Já o óvulo se destaca pelo tamanho, cerca de 100 vezes maior do que a média das células. Faz sentido: ele precisa armazenar uma porção de nutrientes, que vão alimentar o embrião nos primeiros dias de vida, quando ainda não está formada a placenta. Os adipócitos são os campeões da elasticidade, pois guardam a gordura acumulada: enchem ou esvaziam, conforme a pessoa engorda ou emagrece. Essa variedade cria seis espécies básicas de tecidos: o sangue; o germinativo, encarregado da reprodução; o epitelial, que reveste todos os órgãos: o conjuntivo, que serve de forro às estruturas do corpo humano; o contrátil, representado pelos músculos; o nervoso, do cérebro e dos nervos. “No microscópio, eles parecem regiões completamente diferentes, de um planeta desconhecido”, compara Motta.
Uma viagem sobre o relevo acidentado dos órgãos
Na superfície da língua, há valas com cerca de 1 milímetro de diâmetro, em que os alimentos costumam cair (à direita). São as papilas gustativas, revestidas de sensores de sabor – a da foto é especialista em captar o gosto amargo. A parede do estômago, por sua vez, parece ser coberta por vulcões (acima). As células estomacais formam morros ao redor de crateras. No fundo desses buracos, ficam as glândulas que expelem o suco gástrico. Em amarelo na foto, porém, o que se vê são restos de comida. Na traquéia, as células ciliadas lembram algas (esverdeadas, na imagem), cujos movimentos varrem eventuais partículas de sujeira do ar, para que não entrem nos pulmões; a limpeza é facilitada pelo muco, produzido pelas glândulas entre os cl1ios (em amarelo).

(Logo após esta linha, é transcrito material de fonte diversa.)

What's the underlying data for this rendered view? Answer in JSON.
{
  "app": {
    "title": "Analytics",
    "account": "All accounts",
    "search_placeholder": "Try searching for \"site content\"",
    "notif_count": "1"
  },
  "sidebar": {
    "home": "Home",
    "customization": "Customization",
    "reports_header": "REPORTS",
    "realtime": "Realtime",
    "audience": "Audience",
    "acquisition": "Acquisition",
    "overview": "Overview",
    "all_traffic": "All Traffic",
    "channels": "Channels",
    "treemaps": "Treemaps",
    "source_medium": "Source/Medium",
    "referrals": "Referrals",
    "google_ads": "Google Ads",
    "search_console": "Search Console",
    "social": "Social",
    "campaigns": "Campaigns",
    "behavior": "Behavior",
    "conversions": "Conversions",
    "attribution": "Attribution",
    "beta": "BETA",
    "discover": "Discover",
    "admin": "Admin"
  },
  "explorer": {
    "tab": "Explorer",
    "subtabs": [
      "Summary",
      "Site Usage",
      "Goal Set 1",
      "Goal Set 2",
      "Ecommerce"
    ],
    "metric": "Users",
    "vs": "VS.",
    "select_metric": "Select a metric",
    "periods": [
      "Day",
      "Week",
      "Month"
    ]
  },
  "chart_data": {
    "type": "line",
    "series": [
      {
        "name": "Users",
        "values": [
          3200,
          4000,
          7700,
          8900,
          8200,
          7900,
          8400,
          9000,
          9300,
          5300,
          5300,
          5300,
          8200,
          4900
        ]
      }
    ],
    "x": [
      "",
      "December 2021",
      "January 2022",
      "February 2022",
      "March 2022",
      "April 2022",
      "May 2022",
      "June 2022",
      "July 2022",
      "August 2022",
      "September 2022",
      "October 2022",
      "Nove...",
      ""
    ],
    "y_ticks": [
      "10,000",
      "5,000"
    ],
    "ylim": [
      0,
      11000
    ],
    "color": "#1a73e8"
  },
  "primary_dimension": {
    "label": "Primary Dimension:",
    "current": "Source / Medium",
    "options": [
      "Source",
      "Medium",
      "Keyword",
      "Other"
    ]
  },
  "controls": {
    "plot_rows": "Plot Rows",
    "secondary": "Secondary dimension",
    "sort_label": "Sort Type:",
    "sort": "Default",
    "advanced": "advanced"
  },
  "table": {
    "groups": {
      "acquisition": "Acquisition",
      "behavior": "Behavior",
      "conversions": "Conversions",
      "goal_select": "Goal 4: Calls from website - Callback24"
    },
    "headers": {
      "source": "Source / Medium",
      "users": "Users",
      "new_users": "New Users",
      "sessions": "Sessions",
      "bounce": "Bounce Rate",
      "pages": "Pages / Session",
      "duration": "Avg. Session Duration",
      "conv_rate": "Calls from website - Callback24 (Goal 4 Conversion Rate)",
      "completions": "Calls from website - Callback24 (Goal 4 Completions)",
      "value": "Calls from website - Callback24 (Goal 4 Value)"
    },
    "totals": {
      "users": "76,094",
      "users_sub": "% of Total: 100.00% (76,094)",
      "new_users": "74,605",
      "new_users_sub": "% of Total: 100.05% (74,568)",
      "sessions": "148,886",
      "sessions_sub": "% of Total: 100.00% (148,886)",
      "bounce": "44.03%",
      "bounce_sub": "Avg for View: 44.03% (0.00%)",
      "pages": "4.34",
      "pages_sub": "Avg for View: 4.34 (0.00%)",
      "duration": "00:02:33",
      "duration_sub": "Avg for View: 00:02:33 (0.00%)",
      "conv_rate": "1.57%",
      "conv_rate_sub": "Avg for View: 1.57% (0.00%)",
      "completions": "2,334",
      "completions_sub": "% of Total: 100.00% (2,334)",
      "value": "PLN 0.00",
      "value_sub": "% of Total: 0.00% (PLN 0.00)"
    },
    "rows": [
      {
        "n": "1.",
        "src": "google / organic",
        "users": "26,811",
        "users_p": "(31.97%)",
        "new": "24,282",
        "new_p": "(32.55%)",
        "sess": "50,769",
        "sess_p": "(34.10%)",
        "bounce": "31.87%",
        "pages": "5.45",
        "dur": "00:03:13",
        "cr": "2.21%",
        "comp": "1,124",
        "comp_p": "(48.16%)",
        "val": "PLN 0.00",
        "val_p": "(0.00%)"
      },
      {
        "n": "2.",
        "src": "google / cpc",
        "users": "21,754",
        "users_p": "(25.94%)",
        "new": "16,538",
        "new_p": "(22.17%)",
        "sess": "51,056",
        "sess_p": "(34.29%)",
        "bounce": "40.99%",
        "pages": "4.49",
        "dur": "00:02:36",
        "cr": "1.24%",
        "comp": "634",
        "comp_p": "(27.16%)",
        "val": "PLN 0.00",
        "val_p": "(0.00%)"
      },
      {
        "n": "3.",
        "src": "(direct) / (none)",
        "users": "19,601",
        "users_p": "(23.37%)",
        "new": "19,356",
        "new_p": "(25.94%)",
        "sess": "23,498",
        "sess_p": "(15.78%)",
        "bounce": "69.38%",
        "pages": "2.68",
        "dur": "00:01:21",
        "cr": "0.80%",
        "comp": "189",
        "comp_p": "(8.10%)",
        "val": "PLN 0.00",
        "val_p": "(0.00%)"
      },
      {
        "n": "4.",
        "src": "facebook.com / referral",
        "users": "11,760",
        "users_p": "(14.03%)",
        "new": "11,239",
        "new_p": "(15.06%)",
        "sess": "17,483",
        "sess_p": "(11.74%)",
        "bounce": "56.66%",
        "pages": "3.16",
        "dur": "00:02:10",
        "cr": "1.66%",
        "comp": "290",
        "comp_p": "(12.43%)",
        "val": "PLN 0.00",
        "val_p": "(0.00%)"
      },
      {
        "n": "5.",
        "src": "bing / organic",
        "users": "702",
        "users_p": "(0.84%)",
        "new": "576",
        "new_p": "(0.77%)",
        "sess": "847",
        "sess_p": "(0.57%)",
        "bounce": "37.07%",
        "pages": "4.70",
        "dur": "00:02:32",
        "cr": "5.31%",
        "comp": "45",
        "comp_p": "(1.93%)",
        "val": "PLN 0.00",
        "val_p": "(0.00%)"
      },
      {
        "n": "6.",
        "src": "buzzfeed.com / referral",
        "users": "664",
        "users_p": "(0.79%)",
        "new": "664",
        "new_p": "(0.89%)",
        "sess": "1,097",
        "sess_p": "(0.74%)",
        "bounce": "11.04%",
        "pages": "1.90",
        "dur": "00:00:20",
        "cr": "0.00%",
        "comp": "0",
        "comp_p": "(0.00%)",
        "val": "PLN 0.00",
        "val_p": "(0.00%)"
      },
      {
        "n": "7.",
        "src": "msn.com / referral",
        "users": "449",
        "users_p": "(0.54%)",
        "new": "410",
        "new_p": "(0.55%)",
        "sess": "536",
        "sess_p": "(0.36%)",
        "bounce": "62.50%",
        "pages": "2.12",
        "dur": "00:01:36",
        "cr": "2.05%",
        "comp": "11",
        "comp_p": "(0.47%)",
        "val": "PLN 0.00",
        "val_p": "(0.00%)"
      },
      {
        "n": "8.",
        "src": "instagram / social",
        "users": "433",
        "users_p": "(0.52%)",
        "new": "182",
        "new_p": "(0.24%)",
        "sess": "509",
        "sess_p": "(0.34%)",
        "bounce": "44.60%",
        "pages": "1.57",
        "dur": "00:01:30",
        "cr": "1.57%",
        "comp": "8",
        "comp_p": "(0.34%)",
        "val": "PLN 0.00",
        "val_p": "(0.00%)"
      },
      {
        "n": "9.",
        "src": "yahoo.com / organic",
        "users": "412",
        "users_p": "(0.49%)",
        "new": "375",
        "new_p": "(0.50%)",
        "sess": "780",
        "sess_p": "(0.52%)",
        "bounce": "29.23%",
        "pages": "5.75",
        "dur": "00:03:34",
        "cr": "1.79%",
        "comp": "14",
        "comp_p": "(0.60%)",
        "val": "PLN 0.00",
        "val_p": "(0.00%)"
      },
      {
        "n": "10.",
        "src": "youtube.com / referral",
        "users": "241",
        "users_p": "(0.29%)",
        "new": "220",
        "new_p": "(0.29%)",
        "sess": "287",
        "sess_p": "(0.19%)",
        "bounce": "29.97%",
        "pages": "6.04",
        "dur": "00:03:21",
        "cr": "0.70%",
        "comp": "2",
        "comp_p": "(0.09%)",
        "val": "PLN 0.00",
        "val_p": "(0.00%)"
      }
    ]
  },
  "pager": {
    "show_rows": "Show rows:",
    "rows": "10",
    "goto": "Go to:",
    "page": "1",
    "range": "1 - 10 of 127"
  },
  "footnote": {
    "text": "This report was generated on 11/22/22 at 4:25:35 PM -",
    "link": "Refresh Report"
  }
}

Na junção do intestino delgado (em azul) com o grosso (em amarelo), há uma mudança abrupta de mucosa. A segunda é mais espremida, com mais reentrâncias, porque o intestino grosso precisa de uma superfíce maior, para absorver toda a água dos alimentos e formar as fezes
No ouvido interno, corre um rio de fluido (amarelo, acima). As ondas sonoras agitam esse líquido, o que faz vibrar três camadas de células ciliadas, em forma de V rebuliço, por sua vez, estimula a camada única de células no fundo (a última, avermelhada), capaz de transmitir os sinais auditivos ao cérebro
No interior dos rins, membranas extremamente porosas formam verdadeiros ramos, para envolver os microvasos sangüíneos como polvos. Graças a esse contato estreito, conseguem filtrar cerca de 100 litros de sangue por hora.